校門には誰もいなかった。少しがっかりして帰路につく。
どこかで期待していた。
綾瀬くんなら、きっと。
たったひとりの帰り道。ひどく静かで……寂しい。
数日前までこれが当たり前だったのに。全然、寂しくなんかなかったのに。
誰かの話を聞きながら相槌も最低限に抑えて、置物みたいにその場にいるだけだった私。気配を殺して、空気になりたがってた。好かれなくていいから、嫌われたくない。誰かに好かれたら、誰かには嫌われる。だったら誰にも愛されなくていい。
私の望んでいたことになんの価値があるの?
存在を消せば消すほど私の価値はなくなっていって、生きてる意味なんてわからなくなって。
私が……消える。
意味もなく生きていくなんて嫌だ。自分で意味を探さなくちゃ。消えちゃ駄目。私は消えない。消えたりしない……!

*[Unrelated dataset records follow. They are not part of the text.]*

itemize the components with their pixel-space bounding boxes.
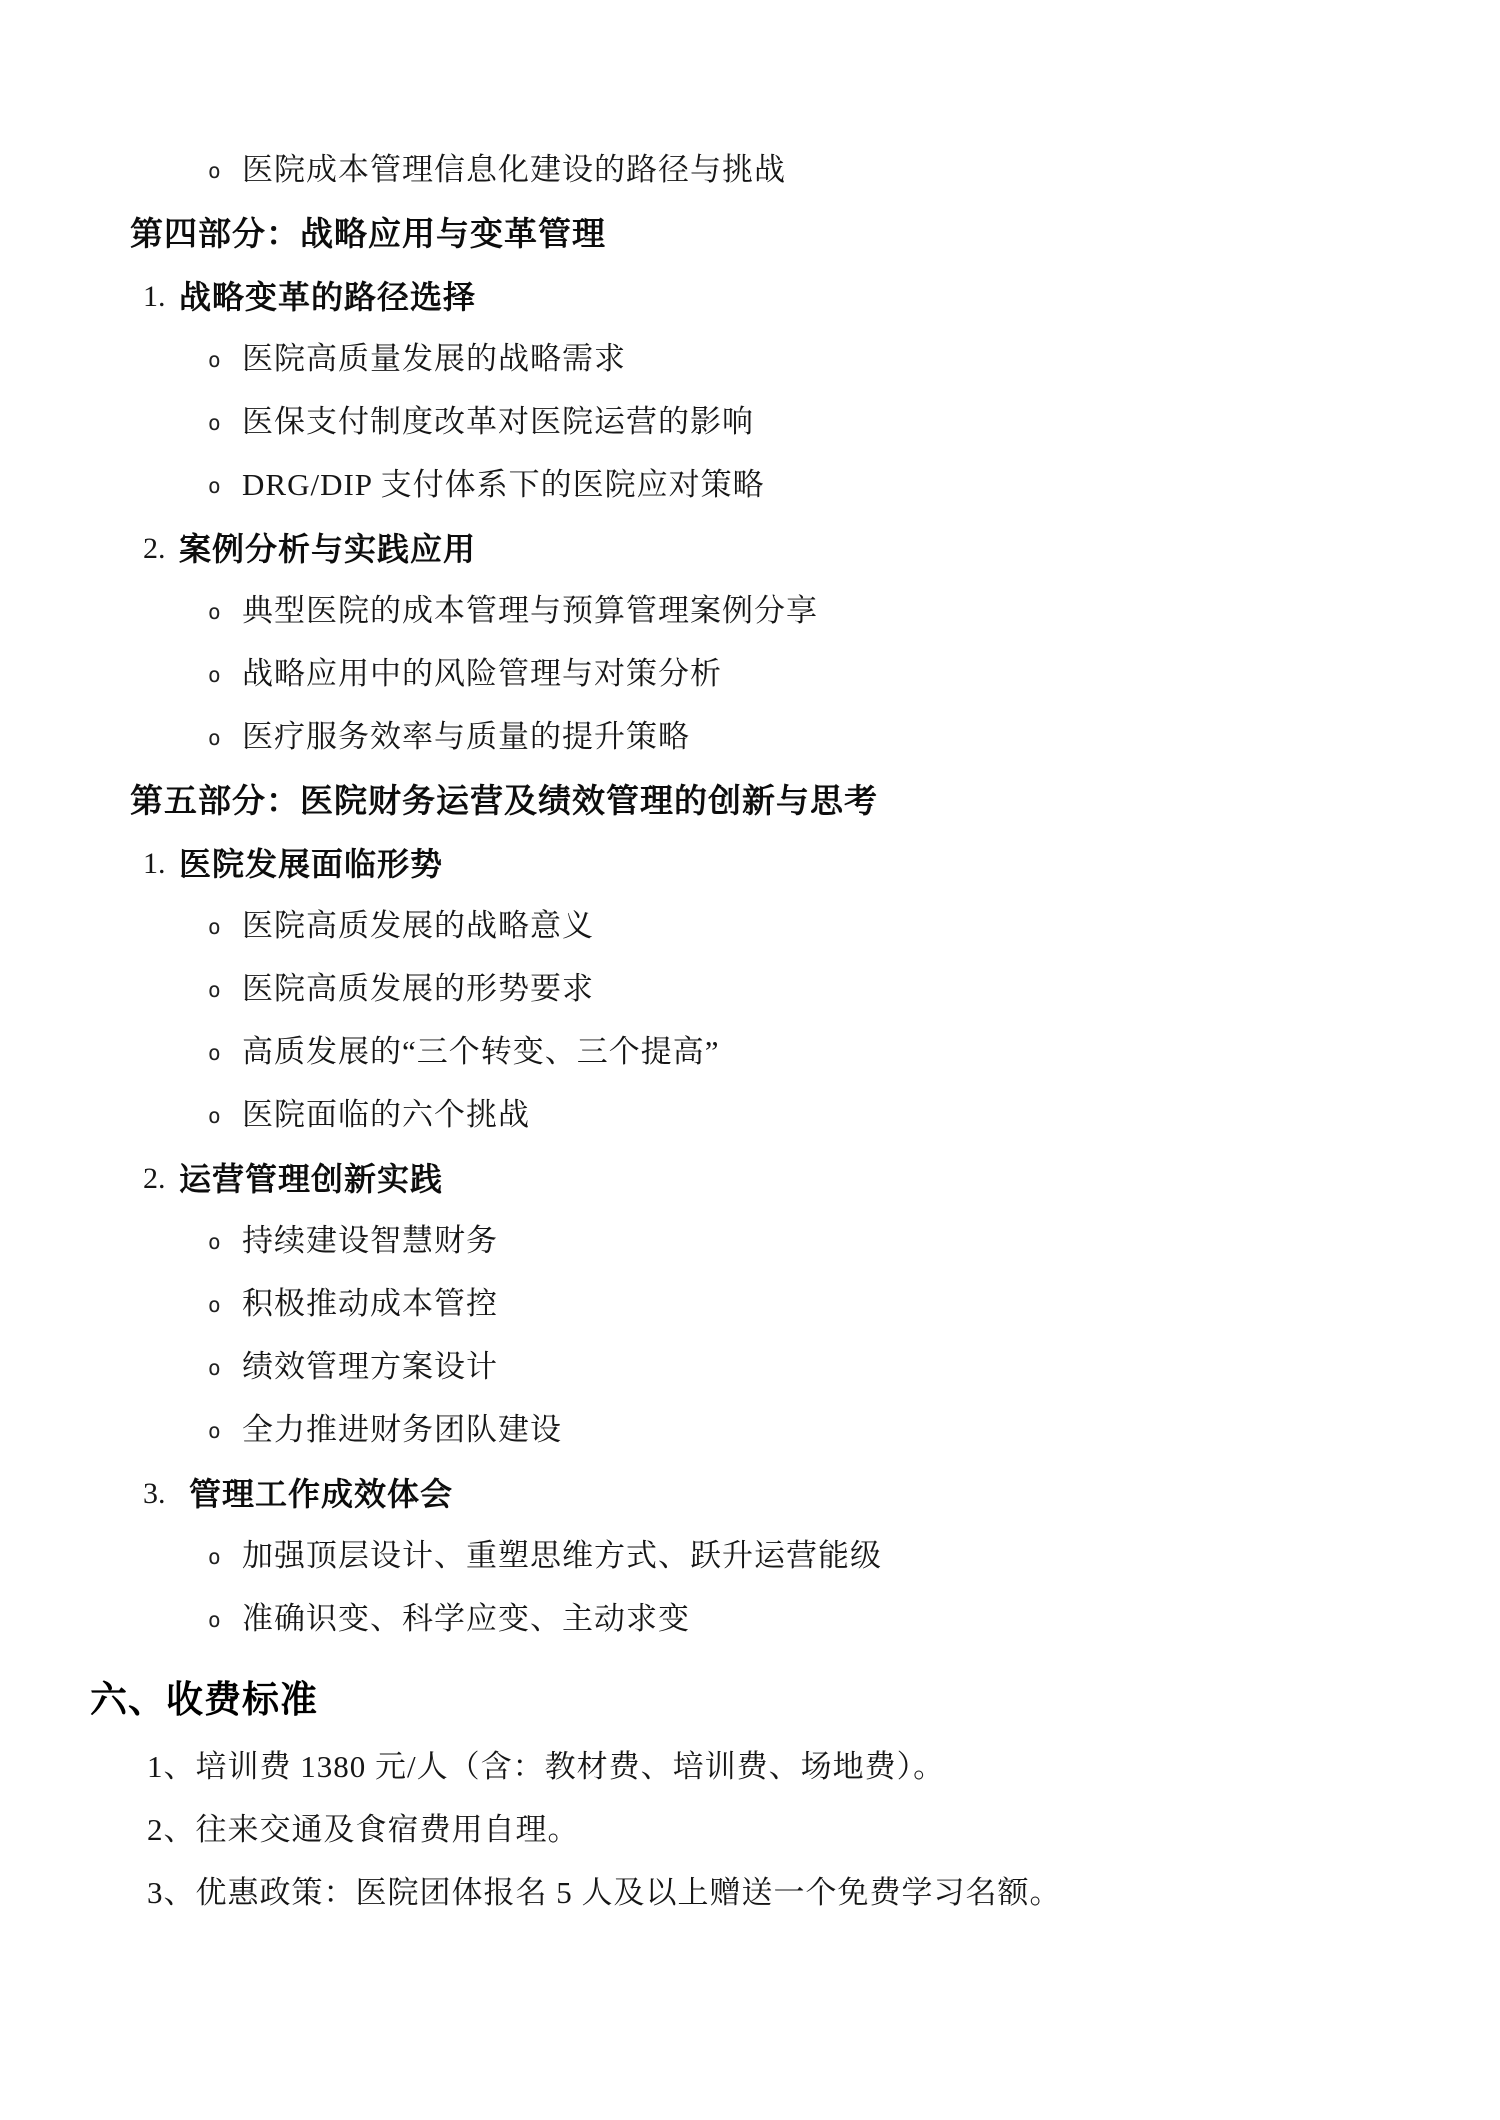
circle-bullet-icon: o <box>208 1410 242 1452</box>
part-heading-text: 第四部分：战略应用与变革管理 <box>130 213 606 255</box>
circle-bullet-icon: o <box>208 1221 242 1263</box>
outline-item-text: 医院成本管理信息化建设的路径与挑战 <box>242 150 786 190</box>
outline-item-text: DRG/DIP 支付体系下的医院应对策略 <box>242 465 765 505</box>
numbered-heading-text: 运营管理创新实践 <box>179 1158 443 1200</box>
outline-bullet-item: o 医院高质发展的形势要求 <box>0 969 1500 1032</box>
outline-bullet-item: o 准确识变、科学应变、主动求变 <box>0 1599 1500 1662</box>
list-number: 2. <box>143 528 179 570</box>
part-heading: 第四部分：战略应用与变革管理 <box>0 213 1500 276</box>
outline-bullet-item: o 医院面临的六个挑战 <box>0 1095 1500 1158</box>
outline-bullet-item: o 绩效管理方案设计 <box>0 1347 1500 1410</box>
outline-bullet-item: o 医院高质量发展的战略需求 <box>0 339 1500 402</box>
document-page: o 医院成本管理信息化建设的路径与挑战 第四部分：战略应用与变革管理 1. 战略… <box>0 0 1500 2120</box>
numbered-heading-text: 战略变革的路径选择 <box>179 276 476 318</box>
circle-bullet-icon: o <box>208 1536 242 1578</box>
outline-item-text: 医院高质发展的形势要求 <box>242 969 594 1009</box>
list-number: 3. <box>143 1473 189 1515</box>
circle-bullet-icon: o <box>208 654 242 696</box>
list-number: 1. <box>143 843 179 885</box>
fee-item-text: 2、往来交通及食宿费用自理。 <box>147 1809 580 1851</box>
outline-item-text: 医院高质发展的战略意义 <box>242 906 594 946</box>
fee-item: 2、往来交通及食宿费用自理。 <box>0 1809 1500 1872</box>
outline-bullet-item: o 高质发展的“三个转变、三个提高” <box>0 1032 1500 1095</box>
outline-bullet-item: o 医院高质发展的战略意义 <box>0 906 1500 969</box>
numbered-heading: 3. 管理工作成效体会 <box>0 1473 1500 1536</box>
outline-bullet-item: o 持续建设智慧财务 <box>0 1221 1500 1284</box>
circle-bullet-icon: o <box>208 150 242 192</box>
circle-bullet-icon: o <box>208 402 242 444</box>
circle-bullet-icon: o <box>208 717 242 759</box>
outline-bullet-item: o 医院成本管理信息化建设的路径与挑战 <box>0 150 1500 213</box>
circle-bullet-icon: o <box>208 339 242 381</box>
outline-bullet-item: o 医保支付制度改革对医院运营的影响 <box>0 402 1500 465</box>
outline-item-text: 持续建设智慧财务 <box>242 1221 498 1261</box>
outline-item-text: 典型医院的成本管理与预算管理案例分享 <box>242 591 818 631</box>
outline-item-text: 加强顶层设计、重塑思维方式、跃升运营能级 <box>242 1536 882 1576</box>
outline-bullet-item: o 加强顶层设计、重塑思维方式、跃升运营能级 <box>0 1536 1500 1599</box>
section-heading-fees: 六、收费标准 <box>0 1676 1500 1746</box>
numbered-heading: 2. 案例分析与实践应用 <box>0 528 1500 591</box>
outline-item-text: 积极推动成本管控 <box>242 1284 498 1324</box>
outline-item-text: 准确识变、科学应变、主动求变 <box>242 1599 690 1639</box>
numbered-heading: 1. 医院发展面临形势 <box>0 843 1500 906</box>
outline-item-text: 医院高质量发展的战略需求 <box>242 339 626 379</box>
circle-bullet-icon: o <box>208 969 242 1011</box>
numbered-heading: 1. 战略变革的路径选择 <box>0 276 1500 339</box>
outline-item-text: 医疗服务效率与质量的提升策略 <box>242 717 690 757</box>
outline-item-text: 全力推进财务团队建设 <box>242 1410 562 1450</box>
outline-bullet-item: o 积极推动成本管控 <box>0 1284 1500 1347</box>
outline-bullet-item: o 典型医院的成本管理与预算管理案例分享 <box>0 591 1500 654</box>
numbered-heading-text: 管理工作成效体会 <box>189 1473 453 1515</box>
numbered-heading-text: 医院发展面临形势 <box>179 843 443 885</box>
circle-bullet-icon: o <box>208 1095 242 1137</box>
outline-item-text: 医院面临的六个挑战 <box>242 1095 530 1135</box>
list-number: 1. <box>143 276 179 318</box>
outline-bullet-item: o DRG/DIP 支付体系下的医院应对策略 <box>0 465 1500 528</box>
circle-bullet-icon: o <box>208 1032 242 1074</box>
circle-bullet-icon: o <box>208 1284 242 1326</box>
fee-item: 3、优惠政策：医院团体报名 5 人及以上赠送一个免费学习名额。 <box>0 1872 1500 1935</box>
outline-item-text: 战略应用中的风险管理与对策分析 <box>242 654 722 694</box>
outline-item-text: 医保支付制度改革对医院运营的影响 <box>242 402 754 442</box>
part-heading: 第五部分：医院财务运营及绩效管理的创新与思考 <box>0 780 1500 843</box>
outline-item-text: 绩效管理方案设计 <box>242 1347 498 1387</box>
numbered-heading: 2. 运营管理创新实践 <box>0 1158 1500 1221</box>
fee-item-text: 1、培训费 1380 元/人（含：教材费、培训费、场地费）。 <box>147 1746 945 1788</box>
fee-item-text: 3、优惠政策：医院团体报名 5 人及以上赠送一个免费学习名额。 <box>147 1872 1062 1914</box>
numbered-heading-text: 案例分析与实践应用 <box>179 528 476 570</box>
circle-bullet-icon: o <box>208 1599 242 1641</box>
outline-bullet-item: o 医疗服务效率与质量的提升策略 <box>0 717 1500 780</box>
outline-item-text: 高质发展的“三个转变、三个提高” <box>242 1032 720 1072</box>
outline-bullet-item: o 战略应用中的风险管理与对策分析 <box>0 654 1500 717</box>
circle-bullet-icon: o <box>208 1347 242 1389</box>
part-heading-text: 第五部分：医院财务运营及绩效管理的创新与思考 <box>130 780 878 822</box>
circle-bullet-icon: o <box>208 591 242 633</box>
circle-bullet-icon: o <box>208 465 242 507</box>
section-heading-text: 六、收费标准 <box>90 1676 318 1724</box>
circle-bullet-icon: o <box>208 906 242 948</box>
list-number: 2. <box>143 1158 179 1200</box>
fee-item: 1、培训费 1380 元/人（含：教材费、培训费、场地费）。 <box>0 1746 1500 1809</box>
outline-bullet-item: o 全力推进财务团队建设 <box>0 1410 1500 1473</box>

綾瀬くんに会いたい。会ってちゃんと伝えたい。見せかけでも虚勢でもない、偽りのない本当の気持ちを。
ありがとうって。
私を救ってくれてありがとうって。
綾瀬くんに聞いてほしい。私はうまく話せなくてすごく時間がかかってしまうかもしれないけど、ちゃんと最後まで言いたい。
綾瀬くんに聞いてほしい。他の人に話すのはまだ怖い。
綾瀬くんだけだもん、私が何を言っても受け止めてくれるって言ってくれたの……。
綾瀬くんに会いたい。綾瀬くんに聞いてほしい。